The new report endorses the idea of professional societies developing such guidance, but also says that patients should not have to learn of incidental findings if they do not want to — an important point for those bioethicists who disagreed with the ACMG’s recommendation that doctors could override patient consent in some circumstances.

“It is absolutely critical that they endorsed the notion that patients and research participants have a far-reaching right to choose not to get results,” said Ellen Wright Clayton, a paediatrician and lawyer at the Center for Biomedical Ethics and Society at Vanderbilt University in Nashville, Tennessee.

The report also says that researchers do not have a duty to seek out health-related findings in people who enrol in their research studies, because that could prove too costly and because researchers may not be adequately trained to find and interpret such results. Yet the analysis concludes that researchers should plan for how they will handle incidental findings — both those that can be anticipated and those that are unexpected — that do arise.

And it advises federal agencies to “continue to evaluate regulatory oversight” of direct-to-consumer testing companies, seemingly supporting actions such as that taken last month by the US Food and Drug Administration, which sent a warning letter to genetic-testing company 23andMe in Mountain View, California. The agency said that 23andMe has not provided information showing that its service is safe and effective.

Missed opportunity

But by attempting to provide advice for such a wide range of settings, the presidential commission may have missed an opportunity to provide more detailed and helpful guidance, says ethicist Alex John London at Carnegie Mellon University in Pittsburgh, Pennsylvania. “Although there are many valuable recommendations in the report, it is not clear to me that such a highly general treatment will significantly advance the state of the debate,” he says.

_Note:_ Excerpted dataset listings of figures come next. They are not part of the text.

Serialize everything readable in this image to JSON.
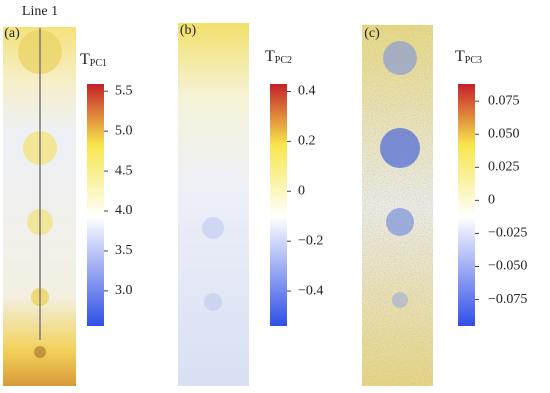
{
  "chart_data": [
    {
      "type": "heatmap",
      "panel_label": "(a)",
      "annotation": "Line 1",
      "colorbar_title": {
        "base": "T",
        "sub": "PC1"
      },
      "clim": [
        2.56,
        5.59
      ],
      "cticks": [
        {
          "value": 3,
          "label": "3.0"
        },
        3.5,
        {
          "value": 4,
          "label": "4.0"
        },
        4.5,
        {
          "value": 5,
          "label": "5.0"
        },
        5.5
      ]
    },
    {
      "type": "heatmap",
      "panel_label": "(b)",
      "colorbar_title": {
        "base": "T",
        "sub": "PC2"
      },
      "clim": [
        -0.54,
        0.43
      ],
      "cticks": [
        {
          "value": -0.4,
          "label": "−0.4"
        },
        {
          "value": -0.2,
          "label": "−0.2"
        },
        0,
        0.2,
        0.4
      ]
    },
    {
      "type": "heatmap",
      "panel_label": "(c)",
      "colorbar_title": {
        "base": "T",
        "sub": "PC3"
      },
      "clim": [
        -0.095,
        0.088
      ],
      "cticks": [
        {
          "value": -0.075,
          "label": "−0.075"
        },
        {
          "value": -0.05,
          "label": "−0.050"
        },
        {
          "value": -0.025,
          "label": "−0.025"
        },
        0,
        0.025,
        {
          "value": 0.05,
          "label": "0.050"
        },
        0.075
      ]
    }
  ]
}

For instance, the report says that researchers may exclude research participants who don’t want to receive incidental findings from their studies, but also that there may be circumstances in which they should override a research participant’s preference not to receive such findings.

“If there are cases where the researcher’s duty to look after the welfare of participants is so strong that it overrides the participant’s decision not to learn about incidental findings, then what we need are policies that provide some guidance about how to identify such cases and then to disclose such policies to participants before testing,” London says.